Es gibt zwei Möglichkeiten die Inflation zu behandeln: a) sie wird in der Cashflow Berechnung und dem Diskontsatz berücksichtigt, oder b) sie wird bei beiden weggelassen. Bei der Definierung von zukünftigen Gewinnen als Cashflows wird nichts von Inflation gesagt. Es wird stillschweigend angenommen, dass Einkommen und Ausgaben zum Tageswert angegeben werden, d.h., es handelt sich bei allen um aktuelle Beträge, die nicht von der Inflation betroffen sind. Hier muss man einen Unterschied machen zwischen der Bewertung von Projekten bei der Kapital Budgetierung und der Bewertung von anderen finanziellen Vermögenswerten. Bei den meisten finanziellen Vermögenswerten werden für zukünftige Cashflows wie Kupons, Ratenzahlungen, Dividenden und ähnliches die echten zu erhaltenen Beträge benutzt.Dies sind nominelle Beträge und eine Umrechnung in echte (d.h. inflationsbereinigte) Cashflows macht nicht viel Sinn. Die einzige Möglichkeit, die es gibt, ist also nominelle Zinssätze zu benutzen.

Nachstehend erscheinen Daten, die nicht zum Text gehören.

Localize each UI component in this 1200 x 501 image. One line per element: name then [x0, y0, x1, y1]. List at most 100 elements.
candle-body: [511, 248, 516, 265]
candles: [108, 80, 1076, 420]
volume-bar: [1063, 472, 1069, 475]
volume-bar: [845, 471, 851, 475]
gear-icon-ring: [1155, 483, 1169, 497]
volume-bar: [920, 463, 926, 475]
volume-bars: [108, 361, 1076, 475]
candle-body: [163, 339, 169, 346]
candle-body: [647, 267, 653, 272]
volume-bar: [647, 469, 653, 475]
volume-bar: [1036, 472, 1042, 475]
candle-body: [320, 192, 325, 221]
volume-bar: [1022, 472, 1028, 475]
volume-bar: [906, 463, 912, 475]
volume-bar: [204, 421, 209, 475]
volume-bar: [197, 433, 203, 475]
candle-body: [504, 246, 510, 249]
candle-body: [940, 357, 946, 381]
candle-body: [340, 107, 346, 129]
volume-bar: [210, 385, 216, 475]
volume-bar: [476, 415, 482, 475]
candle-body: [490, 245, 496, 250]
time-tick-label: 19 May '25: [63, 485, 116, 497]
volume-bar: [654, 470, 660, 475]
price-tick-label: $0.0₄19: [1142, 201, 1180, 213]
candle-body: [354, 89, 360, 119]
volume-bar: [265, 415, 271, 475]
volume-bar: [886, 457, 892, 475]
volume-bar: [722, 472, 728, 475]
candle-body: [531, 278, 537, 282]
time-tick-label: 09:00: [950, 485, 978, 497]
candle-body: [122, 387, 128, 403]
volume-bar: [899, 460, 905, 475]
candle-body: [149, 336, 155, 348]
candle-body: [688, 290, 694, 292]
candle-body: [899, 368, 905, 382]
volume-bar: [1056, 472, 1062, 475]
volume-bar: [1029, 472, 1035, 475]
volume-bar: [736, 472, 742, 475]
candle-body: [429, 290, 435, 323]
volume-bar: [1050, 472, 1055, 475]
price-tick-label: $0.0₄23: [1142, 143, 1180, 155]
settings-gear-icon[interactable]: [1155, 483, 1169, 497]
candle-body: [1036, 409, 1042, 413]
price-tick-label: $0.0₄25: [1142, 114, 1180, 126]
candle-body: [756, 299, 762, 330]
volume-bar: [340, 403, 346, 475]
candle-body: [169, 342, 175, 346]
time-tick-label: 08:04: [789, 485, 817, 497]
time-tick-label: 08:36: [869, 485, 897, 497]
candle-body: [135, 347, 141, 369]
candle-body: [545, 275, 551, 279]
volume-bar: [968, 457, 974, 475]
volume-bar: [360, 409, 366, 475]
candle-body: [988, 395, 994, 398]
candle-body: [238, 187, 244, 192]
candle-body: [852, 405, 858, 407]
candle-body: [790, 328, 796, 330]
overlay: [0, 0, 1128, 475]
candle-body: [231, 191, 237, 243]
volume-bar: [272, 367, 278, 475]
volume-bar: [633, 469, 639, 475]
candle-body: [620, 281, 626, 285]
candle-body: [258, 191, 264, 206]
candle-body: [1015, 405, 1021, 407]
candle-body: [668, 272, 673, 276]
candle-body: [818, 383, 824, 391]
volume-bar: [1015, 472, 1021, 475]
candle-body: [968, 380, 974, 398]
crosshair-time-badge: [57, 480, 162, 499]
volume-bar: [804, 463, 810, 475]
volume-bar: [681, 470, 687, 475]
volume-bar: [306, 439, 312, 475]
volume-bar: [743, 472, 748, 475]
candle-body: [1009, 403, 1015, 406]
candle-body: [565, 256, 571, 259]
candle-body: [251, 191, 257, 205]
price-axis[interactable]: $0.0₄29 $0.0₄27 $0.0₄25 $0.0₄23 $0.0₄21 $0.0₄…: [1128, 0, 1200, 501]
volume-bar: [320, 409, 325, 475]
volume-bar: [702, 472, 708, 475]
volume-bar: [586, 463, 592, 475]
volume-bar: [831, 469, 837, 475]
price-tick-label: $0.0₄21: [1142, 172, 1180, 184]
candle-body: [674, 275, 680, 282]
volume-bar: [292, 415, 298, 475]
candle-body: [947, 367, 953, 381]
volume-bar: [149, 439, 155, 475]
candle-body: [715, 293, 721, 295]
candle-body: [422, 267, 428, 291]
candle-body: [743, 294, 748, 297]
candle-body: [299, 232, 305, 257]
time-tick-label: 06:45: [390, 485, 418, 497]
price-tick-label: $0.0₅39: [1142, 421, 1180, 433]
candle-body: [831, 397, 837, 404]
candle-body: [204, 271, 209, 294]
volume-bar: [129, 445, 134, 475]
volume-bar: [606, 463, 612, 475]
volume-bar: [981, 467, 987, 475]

Bei Kapitalprojekten ist es oft sehr schwierig die Voraussetzung zu akzeptieren, man solle die Inflation ignorieren, denn Inflation ist in jeder Volkswirtschaft der Welt vorhanden und in einigen Ländern sogar sehr stark vorhanden. Sollte man diese Annahme in der Praxis bei der Kapital Budgetierung unberücksichtigt lassen und jeden einzelnen Cashflow für eine zukünftige Inflation berechnen, dann schafft man sich damit mehr Problem als es die Sache Wert wäre. Sollen alle zukünftigen Beträge inflationsbereinigt, d.h. erhöht werden, muss eine Inflationsrate vorausgesagt werden; und die projektierte Inflationsrate, die die meisten Analysten üblicherweise akzeptieren, ist die gegenwärtige Rate. Die Länder, bei denen eine Projektion der Inflationsrate am meisten notwendig ist, sind natürlich diejenigen, bei denen die Inflation seit einiger Zeit sehr hoch ist. Aber gerade in diesen Ländern ist die Inflation sehr unbeständig. Wenn man also in die Berechnungen eine Schätzung zukünftiger Inflationsraten einbringt, von der man jetzt schon weiß, dass sie ungenau ist, erscheint es am Ende der Analyse, dass dies doch mehr Verzerrungen bringt, als wenn man sie ganz weglassen würde.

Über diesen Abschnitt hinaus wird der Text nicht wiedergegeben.